Bioenergy approved for Fort St. James

The Fort is a go.

BC Hydro released the names of four biomass projects approved to produce power by burning wood waste.

Projects have been approved for Fort St. James, Fraser Lake, Chetwynd and Merritt, and will collectively produce enough power for 70,000 homes annually.

The Fort is a go.

BC Hydro released the names of four biomass projects approved to produce power by burning wood waste.

Projects have been approved for Fort St. James, Fraser Lake, Chetwynd and Merritt, and will collectively produce enough power for 70,000 homes annually.

According to BC Hydro, the four projects are worth $300 million in capital spending, should create 1,500  person years of employment and should all be up and running by November of 2016.

The Fraser Lake and Chetwynd projects are going to produce 12 megawatts each, and were proposed by West Fraser Mills Ltd.

The projects approved for Fort St. James and Merritt are two of three proposed by Western BioEnergy Inc., the third, near Burns Lake, was not approved.

This essentially puts the Ditni Yoh Green Energy Project near Burns Lake on hold until the next request for proposals by BC Hydro.

“I’m really disappointed about that just because of that community enthusiasm,” said Harvie Campbell, director of Western BioEnergy Inc.. The Ditni Yoh project was not one of the lower bidders, but Campbell said the hope he has is that the company can get the same community involvement in the two communities where projects have been approved.

Both the Merritt and Fort St. James projects will produce about 40 megawatts of electricity, and use wood waste which would otherwise be left in the bush, or burned in piles.

The Fort St. James biomass power plant would be located 6.3 km north of town, across from the Apollo mill on a small 3.5-hectare site.

The Fort plant would be an estimated investment of $140 million, with approximately 80 employed during construction and 16 employed directly while the plant is in operation, as well as local contractors required for some aspects of the plant maintenance.

The project has a lifespan of 30 years, but could be operated as long as it is maintained and viable.
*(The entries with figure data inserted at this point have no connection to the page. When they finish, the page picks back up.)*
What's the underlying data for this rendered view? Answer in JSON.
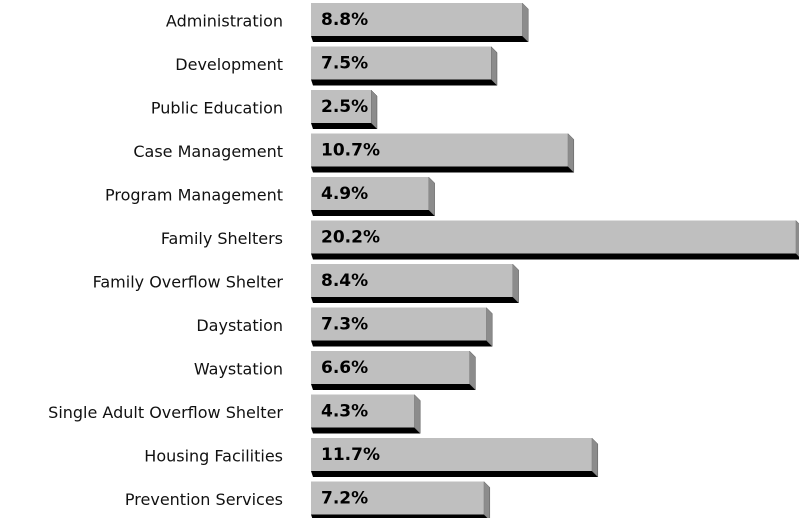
{
  "chart_data": {
    "type": "bar",
    "orientation": "horizontal",
    "categories": [
      "Administration",
      "Development",
      "Public Education",
      "Case Management",
      "Program Management",
      "Family Shelters",
      "Family Overflow Shelter",
      "Daystation",
      "Waystation",
      "Single Adult Overflow Shelter",
      "Housing Facilities",
      "Prevention Services"
    ],
    "values": [
      8.8,
      7.5,
      2.5,
      10.7,
      4.9,
      20.2,
      8.4,
      7.3,
      6.6,
      4.3,
      11.7,
      7.2
    ],
    "value_labels": [
      "8.8%",
      "7.5%",
      "2.5%",
      "10.7%",
      "4.9%",
      "20.2%",
      "8.4%",
      "7.3%",
      "6.6%",
      "4.3%",
      "11.7%",
      "7.2%"
    ],
    "color": "#bfbfbf"
  }
}
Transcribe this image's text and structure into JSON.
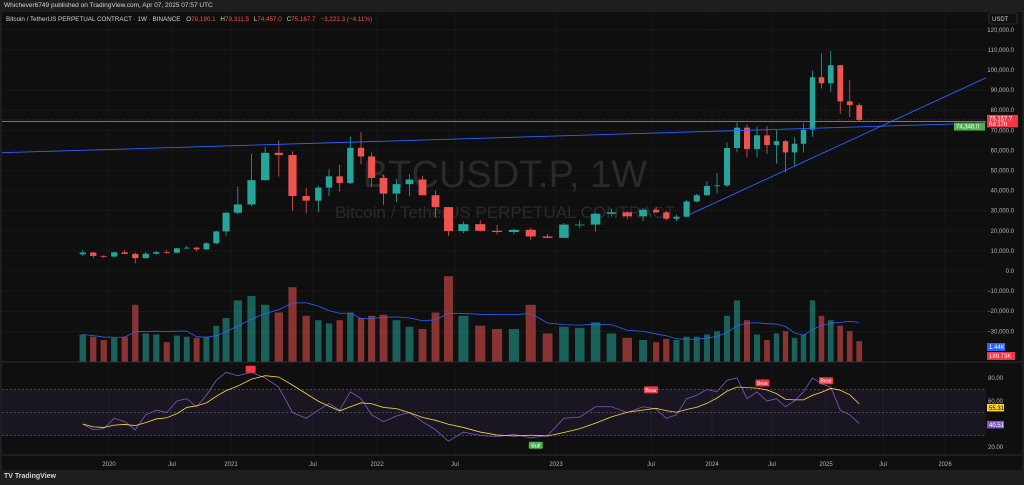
{
  "header": {
    "published": "Whichever6749 published on TradingView.com, Apr 07, 2025 07:57 UTC",
    "symbol_desc": "Bitcoin / TetherUS PERPETUAL CONTRACT · 1W · BINANCE",
    "o_label": "O",
    "o_value": "78,190.1",
    "h_label": "H",
    "h_value": "79,311.5",
    "l_label": "L",
    "l_value": "74,457.0",
    "c_label": "C",
    "c_value": "75,167.7",
    "change": "−3,222.3 (−4.11%)"
  },
  "watermark": {
    "symbol": "BTCUSDT.P, 1W",
    "description": "Bitcoin / TetherUS PERPETUAL CONTRACT"
  },
  "footer": {
    "logo_text": "TradingView"
  },
  "colors": {
    "up": "#26a69a",
    "down": "#ef5350",
    "trendline": "#2962ff",
    "horizontal": "#4caf50",
    "rsi": "#7e57c2",
    "rsi_ma": "#fdd835",
    "volume_ma": "#2962ff",
    "background": "#0f0f0f"
  },
  "chart_data": {
    "type": "candlestick",
    "currency": "USDT",
    "period_start": "2019-10",
    "period_step": "month",
    "close": [
      9200,
      7500,
      7200,
      9300,
      8500,
      6400,
      8600,
      9400,
      9100,
      11300,
      11600,
      10800,
      13800,
      19700,
      29000,
      33100,
      45200,
      58800,
      57700,
      37300,
      35000,
      41500,
      47100,
      43800,
      61300,
      57000,
      46300,
      38500,
      43200,
      45500,
      37700,
      31800,
      19900,
      23300,
      20000,
      19400,
      20500,
      17200,
      16500,
      23100,
      23100,
      28500,
      29200,
      27200,
      30500,
      29200,
      26000,
      27000,
      34600,
      37700,
      42300,
      42600,
      61200,
      71300,
      60700,
      67500,
      62700,
      64600,
      59000,
      63300,
      70300,
      96400,
      93400,
      102400,
      84400,
      82500,
      75167.7
    ],
    "first_open": 8300,
    "high": [
      10500,
      9400,
      7700,
      9600,
      10500,
      9200,
      9500,
      10100,
      10400,
      11500,
      12500,
      12100,
      14100,
      19900,
      29300,
      41900,
      58300,
      61800,
      64900,
      59500,
      41300,
      42400,
      50500,
      52900,
      67000,
      69000,
      59000,
      48000,
      45800,
      48200,
      47400,
      40000,
      31900,
      24600,
      25200,
      22800,
      21000,
      21500,
      18400,
      23900,
      25200,
      29100,
      31000,
      29800,
      31400,
      31800,
      30000,
      28000,
      35200,
      38400,
      44700,
      48900,
      64000,
      73800,
      72800,
      71900,
      72000,
      70000,
      65100,
      66500,
      73600,
      99600,
      108300,
      109400,
      102500,
      95000,
      83500
    ],
    "low": [
      7300,
      6500,
      6400,
      6900,
      8400,
      3800,
      6200,
      8100,
      8900,
      9000,
      11000,
      9900,
      10400,
      13200,
      17600,
      28100,
      32300,
      45000,
      47000,
      30000,
      28800,
      29300,
      37300,
      39600,
      43300,
      53200,
      42000,
      33000,
      34300,
      37200,
      37700,
      26700,
      17600,
      18800,
      19500,
      18100,
      18200,
      15500,
      16300,
      16500,
      21400,
      19600,
      26900,
      25800,
      24800,
      28900,
      25200,
      24900,
      26900,
      34100,
      37600,
      38500,
      41800,
      59000,
      56500,
      56500,
      58400,
      53500,
      49000,
      52500,
      59000,
      66800,
      90800,
      89100,
      78200,
      76600,
      74457
    ],
    "volume_k": [
      250,
      230,
      200,
      220,
      230,
      520,
      260,
      250,
      180,
      240,
      230,
      220,
      230,
      330,
      400,
      560,
      600,
      520,
      450,
      680,
      420,
      380,
      350,
      380,
      450,
      400,
      420,
      430,
      380,
      320,
      300,
      450,
      780,
      420,
      330,
      300,
      300,
      520,
      260,
      320,
      310,
      360,
      260,
      220,
      200,
      180,
      210,
      200,
      230,
      230,
      250,
      280,
      420,
      560,
      380,
      250,
      200,
      260,
      280,
      220,
      250,
      560,
      420,
      380,
      330,
      280,
      189.73
    ],
    "rsi": [
      40,
      35,
      36,
      45,
      42,
      35,
      48,
      52,
      50,
      60,
      62,
      55,
      65,
      78,
      85,
      82,
      85,
      80,
      72,
      50,
      45,
      52,
      58,
      52,
      68,
      62,
      48,
      42,
      47,
      50,
      42,
      35,
      25,
      33,
      30,
      29,
      31,
      28,
      30,
      45,
      46,
      55,
      55,
      50,
      55,
      53,
      45,
      48,
      62,
      65,
      70,
      68,
      78,
      80,
      62,
      68,
      60,
      62,
      55,
      60,
      68,
      80,
      75,
      72,
      52,
      48,
      40.51
    ],
    "price_axis": {
      "ticks": [
        "120,000.0",
        "110,000.0",
        "100,000.0",
        "90,000.0",
        "80,000.0",
        "70,000.0",
        "60,000.0",
        "50,000.0",
        "40,000.0",
        "30,000.0",
        "20,000.0",
        "10,000.0",
        "0.0",
        "−10,000.0",
        "−20,000.0",
        "−30,000.0"
      ],
      "tick_values": [
        120000,
        110000,
        100000,
        90000,
        80000,
        70000,
        60000,
        50000,
        40000,
        30000,
        20000,
        10000,
        0,
        -10000,
        -20000,
        -30000
      ]
    },
    "rsi_axis": {
      "ticks": [
        "80.00",
        "60.00",
        "20.00"
      ],
      "tick_values": [
        80,
        60,
        20
      ],
      "bands": [
        30,
        50,
        70
      ]
    },
    "time_axis": {
      "ticks": [
        "2020",
        "Jul",
        "2021",
        "Jul",
        "2022",
        "Jul",
        "2023",
        "Jul",
        "2024",
        "Jul",
        "2025",
        "Jul",
        "2026"
      ],
      "tick_values": [
        2020,
        2020.5,
        2021,
        2021.5,
        2022,
        2022.5,
        2023,
        2023.5,
        2024,
        2024.5,
        2025,
        2025.5,
        2026
      ]
    },
    "price_tags": [
      {
        "text": "75,167.7",
        "sub": "6d 17h",
        "value": 75167.7,
        "color": "#f23645"
      },
      {
        "text": "74,346.0",
        "value": 74346,
        "color": "#4caf50"
      }
    ],
    "volume_tags": [
      {
        "text": "1.44K",
        "color": "#2962ff"
      },
      {
        "text": "189.73K",
        "color": "#f23645"
      }
    ],
    "rsi_tags": [
      {
        "text": "55.31",
        "value": 55.31,
        "color": "#fdd835"
      },
      {
        "text": "40.51",
        "value": 40.51,
        "color": "#7e57c2"
      }
    ],
    "drawings": {
      "trendlines": [
        {
          "from": [
            2019.12,
            58800
          ],
          "to": [
            2026.33,
            73600
          ]
        },
        {
          "from": [
            2023.82,
            28200
          ],
          "to": [
            2026.33,
            96100
          ]
        }
      ],
      "horizontal": 74346
    },
    "divergence_labels": [
      {
        "text": "",
        "date": 2021.12,
        "type": "bear",
        "rsi": 82
      },
      {
        "text": "Bull",
        "date": 2022.9,
        "type": "bull",
        "rsi": 28
      },
      {
        "text": "Bear",
        "date": 2023.5,
        "type": "bear",
        "rsi": 64
      },
      {
        "text": "Bear",
        "date": 2024.42,
        "type": "bear",
        "rsi": 70
      },
      {
        "text": "Bear",
        "date": 2025.0,
        "type": "bear",
        "rsi": 72
      }
    ]
  }
}
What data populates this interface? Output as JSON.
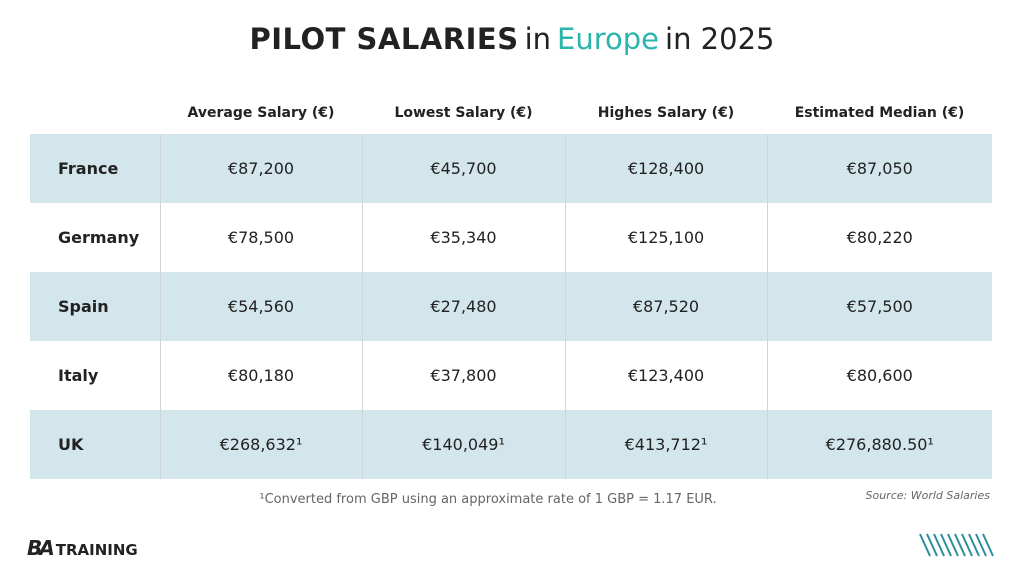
{
  "header": {
    "title": [
      "PILOT SALARIES",
      "in",
      "Europe",
      "in 2025"
    ]
  },
  "table": {
    "columns": [
      "Average Salary (€)",
      "Lowest Salary (€)",
      "Highes Salary (€)",
      "Estimated Median (€)"
    ],
    "rows": [
      {
        "country": "France",
        "cells": [
          "€87,200",
          "€45,700",
          "€128,400",
          "€87,050"
        ]
      },
      {
        "country": "Germany",
        "cells": [
          "€78,500",
          "€35,340",
          "€125,100",
          "€80,220"
        ]
      },
      {
        "country": "Spain",
        "cells": [
          "€54,560",
          "€27,480",
          "€87,520",
          "€57,500"
        ]
      },
      {
        "country": "Italy",
        "cells": [
          "€80,180",
          "€37,800",
          "€123,400",
          "€80,600"
        ]
      },
      {
        "country": "UK",
        "cells": [
          "€268,632¹",
          "€140,049¹",
          "€413,712¹",
          "€276,880.50¹"
        ]
      }
    ]
  },
  "footnote": "¹Converted from GBP using an approximate rate of 1 GBP = 1.17 EUR.",
  "source": "Source: World Salaries",
  "logo": {
    "mark": "BA",
    "text": "TRAINING"
  }
}
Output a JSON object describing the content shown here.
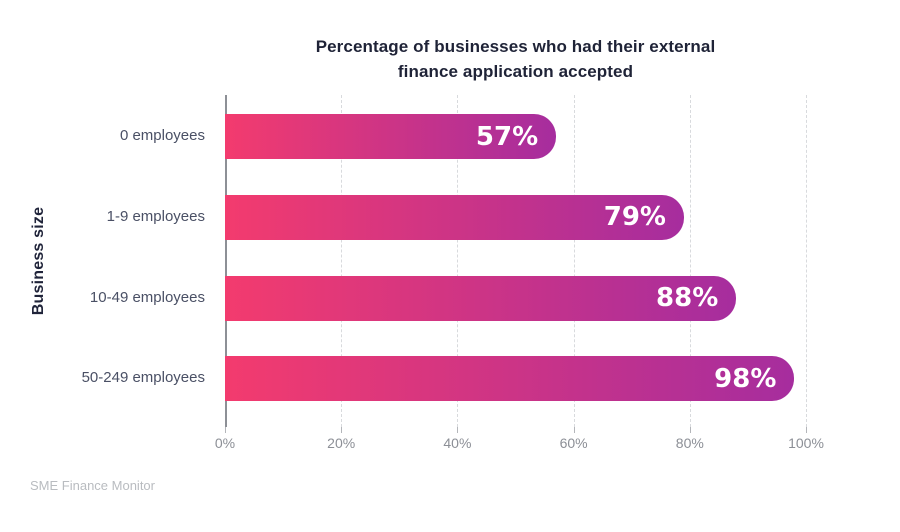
{
  "title": {
    "lines": [
      "Percentage of businesses who had their external",
      "finance application accepted"
    ],
    "full_text": "Percentage of businesses who had their external finance application accepted"
  },
  "chart_data": {
    "type": "bar",
    "orientation": "horizontal",
    "title": "Percentage of businesses who had their external finance application accepted",
    "categories": [
      "0 employees",
      "1-9 employees",
      "10-49 employees",
      "50-249 employees"
    ],
    "values": [
      57,
      79,
      88,
      98
    ],
    "value_labels": [
      "57%",
      "79%",
      "88%",
      "98%"
    ],
    "xlabel": "",
    "ylabel": "Business size",
    "xlim": [
      0,
      100
    ],
    "x_ticks": [
      {
        "value": 0,
        "label": "0%"
      },
      {
        "value": 20,
        "label": "20%"
      },
      {
        "value": 40,
        "label": "40%"
      },
      {
        "value": 60,
        "label": "60%"
      },
      {
        "value": 80,
        "label": "80%"
      },
      {
        "value": 100,
        "label": "100%"
      }
    ],
    "grid": "dashed-vertical",
    "legend": "none",
    "bar_gradient": {
      "start": "#F33B6E",
      "end": "#A62D9E"
    },
    "value_label_color": "#FFFFFF"
  },
  "footer": {
    "source": "SME Finance Monitor"
  },
  "colors": {
    "background": "#FFFFFF",
    "title_text": "#1F2337",
    "category_text": "#4A5065",
    "axis_label_text": "#20243A",
    "tick_text": "#8C8F96",
    "gridline": "#D8DADD",
    "axis_line": "#8D9096",
    "source_text": "#B9BCC0"
  }
}
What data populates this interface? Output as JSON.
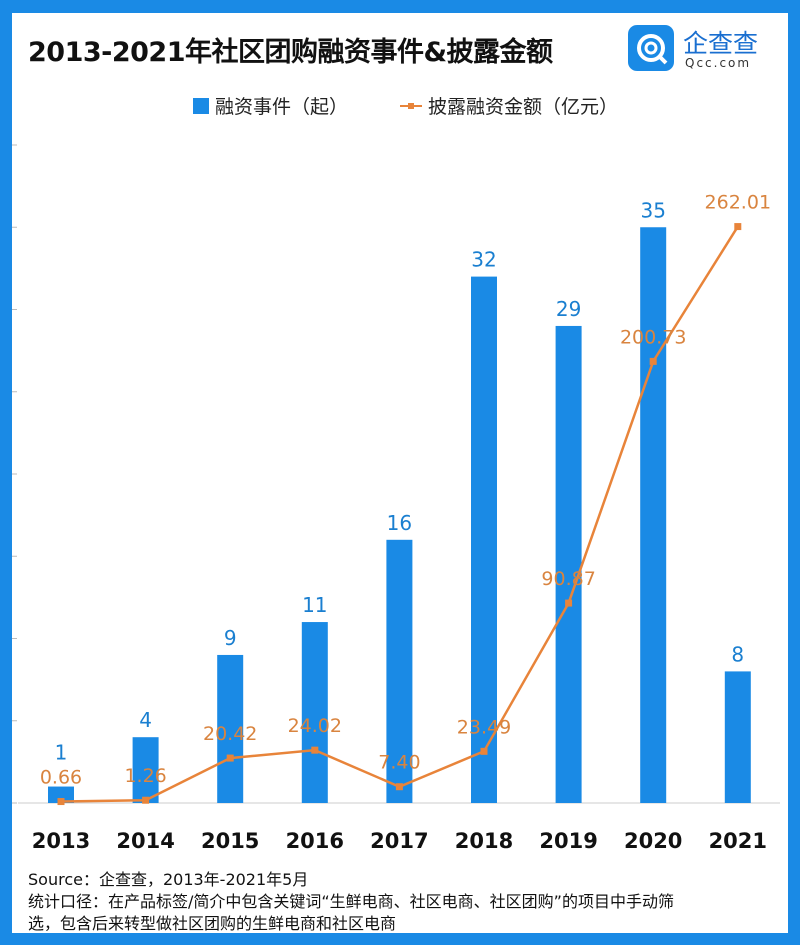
{
  "title": "2013-2021年社区团购融资事件&披露金额",
  "logo": {
    "name": "企查查",
    "sub": "Qcc.com"
  },
  "colors": {
    "bar": "#1a8ae5",
    "line": "#e8843a",
    "frame": "#1a8ae5"
  },
  "chart_data": {
    "type": "bar+line",
    "categories": [
      "2013",
      "2014",
      "2015",
      "2016",
      "2017",
      "2018",
      "2019",
      "2020",
      "2021"
    ],
    "series": [
      {
        "name": "融资事件（起）",
        "type": "bar",
        "axis": "left",
        "values": [
          1,
          4,
          9,
          11,
          16,
          32,
          29,
          35,
          8
        ],
        "labels": [
          "1",
          "4",
          "9",
          "11",
          "16",
          "32",
          "29",
          "35",
          "8"
        ]
      },
      {
        "name": "披露融资金额（亿元）",
        "type": "line",
        "axis": "right",
        "values": [
          0.66,
          1.26,
          20.42,
          24.02,
          7.4,
          23.49,
          90.87,
          200.73,
          262.01
        ],
        "labels": [
          "0.66",
          "1.26",
          "20.42",
          "24.02",
          "7.40",
          "23.49",
          "90.87",
          "200.73",
          "262.01"
        ]
      }
    ],
    "ylim_left": [
      0,
      40
    ],
    "legend": "top"
  },
  "footer": {
    "source": "Source：企查查，2013年-2021年5月",
    "note1": "统计口径：在产品标签/简介中包含关键词“生鲜电商、社区电商、社区团购”的项目中手动筛",
    "note2": "选，包含后来转型做社区团购的生鲜电商和社区电商"
  }
}
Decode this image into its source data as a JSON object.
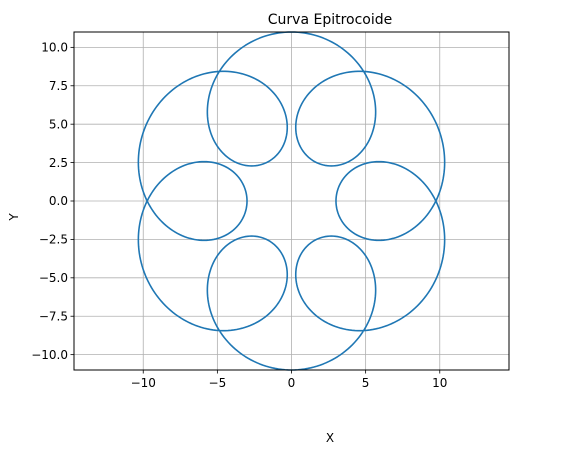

The plant would give a boost to local forestry economics, according to Campbell,  because wood which currently has no value to the logging companies would instead have value by selling it to the plant.

Additionally, even if there was a downturn in the lumber market and mills shut down, the plant would help maintain some stability in harvesting as they would still need to maintain a fiber supply, regardless of the mill demand.

“The whole economics of sawmills would stabilize,” said Campbell.

The benefits go beyond economics as well, since it would be worthwhile bringing the excess out of the bush, air quality in the area would also benefit because there would be no need for roadside burning.

As well, while beehive burners are supposedly being phased out, the local mills do sometimes still burn waste in these when needed, which is also much less efficient and produces more particulates and air pollution.

Campbell also promised the community would be able to recycle household wood waste, which they could then use in the plant.

The proposed biomass generators would use the same technology and basic design in the Fort and Merritt, and would each use about 200,000 dry tonnes of forest residue per year.

 

The plant is also designed to be air-cooled, reducing the water usage, and eliminating the steam plume from older water-cooled bioenergy plants.

The local site would power the entire Fort community, using about 50 per cent of the plant’s electricity, with the rest going down into the grid towards Vanderhoof. The plant would be connected to the grid using a short 300 m 69 kV transmission line.

Negotiations with First Nations groups in the area were in their initial stages when Western BioEnergy held an information session in June. So far, they had made an offer of 10 per cent equity position in the project and preferred status in providing fibre supply and fibre supply contracting as well as employment with training and apprenticeship programs.

Discussions with the local First Nations, including Nak’azdli, Tl’az’ten and Takla are “still positive, we have a long way to go, but still positive,” according to Campbell.

With the addition of these four projects, BC Hydro will have a total of 16 bioenergy electricity projects which they have electricity purchase agreements with.

“Bioenergy is a cost-effective energy solution that makes sense for B.C. on many fronts – especially for our province’s dynamic forestry industry,” said Forests Minister Steve Thomson. “When compared to other forms of energy, bioenergy projects have higher levels of employment and generate more economic activity.”